The overarching issue is that the system of government envisioned by our Founders and defended in The Federalist Papers – a government “to … establish Justice,” a republic where “we, the people” would elect representatives who were to be held accountable by an independent judiciary – has devolved into little more than a system of government by judicial decree. Alas, our Founders expected judges to honor our constitution; to be constitutional constructionists bound by the letter of that venerable document; to be above the whims of democratic elections that would, inevitably, politicize the courts.
But once an activist judge begins, in the words of that stalwart old Sen. Sam Ervin, to “interpret the Constitution to mean what it would have said if he, instead of the Founding Fathers, had written it,” our Constitution is, in effect, rendered null and void.
No sooner had judicial activists begun “interpreting” the constitution such that it comported with their political agenda, than the courts became political instruments. Elected officials were thereafter chosen based upon who they’d appoint to the courts, knowing that those appointments would reflect a particular political agenda.
Thomas Jefferson warned of the potential tyranny of the “despotic branch”: “Over the Judiciary department, the Constitution [has] deprived [the people] of their control. … The original error [was in] establishing a judiciary independent of the nation, and which, from the citadel of the law, can turn its guns on those they were meant to defend, and control and fashion their proceedings to its own will. … The opinion which gives to the judges the right to decide what laws are constitutional and what not, not only for themselves in their own sphere of action but for the Legislature and Executive also in their spheres, would make the Judiciary a despotic branch. … It is a misnomer to call a government republican in which a branch of the supreme power [the judiciary] is independent of the nation. … It has long, however, been my opinion, and I have never shrunk from its expression…that the germ of dissolution of our federal government is in the constitution of the federal Judiciary; working like gravity by night and by day, gaining a little today and a little tomorrow, and advancing its noiseless step like a thief, over the field of jurisdiction, until all shall be usurped.”

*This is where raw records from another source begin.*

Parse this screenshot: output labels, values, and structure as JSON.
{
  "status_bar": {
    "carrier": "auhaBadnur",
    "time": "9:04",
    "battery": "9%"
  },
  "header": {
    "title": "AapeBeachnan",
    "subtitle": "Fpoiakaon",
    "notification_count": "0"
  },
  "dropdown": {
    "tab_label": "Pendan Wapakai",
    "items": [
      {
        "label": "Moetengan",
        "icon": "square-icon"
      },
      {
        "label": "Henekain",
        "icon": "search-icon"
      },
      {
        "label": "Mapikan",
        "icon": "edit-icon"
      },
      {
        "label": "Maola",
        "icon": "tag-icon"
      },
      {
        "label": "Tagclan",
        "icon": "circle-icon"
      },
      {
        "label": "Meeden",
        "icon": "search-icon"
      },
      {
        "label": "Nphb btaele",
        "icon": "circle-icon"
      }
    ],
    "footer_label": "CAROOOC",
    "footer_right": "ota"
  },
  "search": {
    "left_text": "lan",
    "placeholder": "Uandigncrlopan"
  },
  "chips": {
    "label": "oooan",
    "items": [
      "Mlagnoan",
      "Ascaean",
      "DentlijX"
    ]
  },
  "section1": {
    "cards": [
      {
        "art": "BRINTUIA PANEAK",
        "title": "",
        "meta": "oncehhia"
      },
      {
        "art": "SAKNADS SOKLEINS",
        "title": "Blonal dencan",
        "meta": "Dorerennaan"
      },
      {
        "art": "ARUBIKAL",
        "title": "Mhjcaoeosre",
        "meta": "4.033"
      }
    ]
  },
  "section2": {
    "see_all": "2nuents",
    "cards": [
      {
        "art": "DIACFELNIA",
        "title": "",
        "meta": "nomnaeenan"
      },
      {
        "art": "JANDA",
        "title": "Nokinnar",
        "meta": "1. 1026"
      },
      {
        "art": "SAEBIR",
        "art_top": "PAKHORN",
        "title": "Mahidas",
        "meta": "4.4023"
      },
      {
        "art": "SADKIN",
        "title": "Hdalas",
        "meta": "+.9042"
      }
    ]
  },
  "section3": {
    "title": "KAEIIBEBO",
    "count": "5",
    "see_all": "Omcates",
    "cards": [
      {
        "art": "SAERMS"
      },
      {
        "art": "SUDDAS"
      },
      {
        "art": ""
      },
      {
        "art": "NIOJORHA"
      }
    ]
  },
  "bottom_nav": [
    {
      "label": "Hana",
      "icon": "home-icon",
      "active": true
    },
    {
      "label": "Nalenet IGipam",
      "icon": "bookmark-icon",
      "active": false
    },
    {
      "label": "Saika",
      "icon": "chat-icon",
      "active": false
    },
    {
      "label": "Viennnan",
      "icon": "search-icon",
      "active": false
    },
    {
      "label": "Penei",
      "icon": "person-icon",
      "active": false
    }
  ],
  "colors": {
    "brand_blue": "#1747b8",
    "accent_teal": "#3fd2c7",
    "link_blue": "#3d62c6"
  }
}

Indeed, virtually all has been usurped. Jefferson, in his great wisdom, knew that, human nature being what it is, judges would eventually abandon the plain language of the Constitution.
In the end, this proposed marriage amendment does little more than bandage a lesion on a body consumed with cancer. In addition, it lends a false sense of security. If the issue – as President Bush presented in no uncertain terms – is the imminent threat of judicial activism (and indeed it is), then the only constitutional amendment we should be considering is one that addresses judicial activism. (The Federalist is currently discussing the scope and language of such an amendment with conservative members of Congress – more on that next week.)
As for the lawlessness of these from-the-bench legislators and the elected representatives who are tasked with keeping them in check, they all disregard the Constitution they’ve sworn to uphold. We would ask the same question that George Washington once asked: “…[W]here is the security for property, for reputation, for life, if the sense of religious obligation deserts the oaths…?”
And… “God save the United States and this Honorable Court.” –Proclamation opening every Supreme Court proceeding.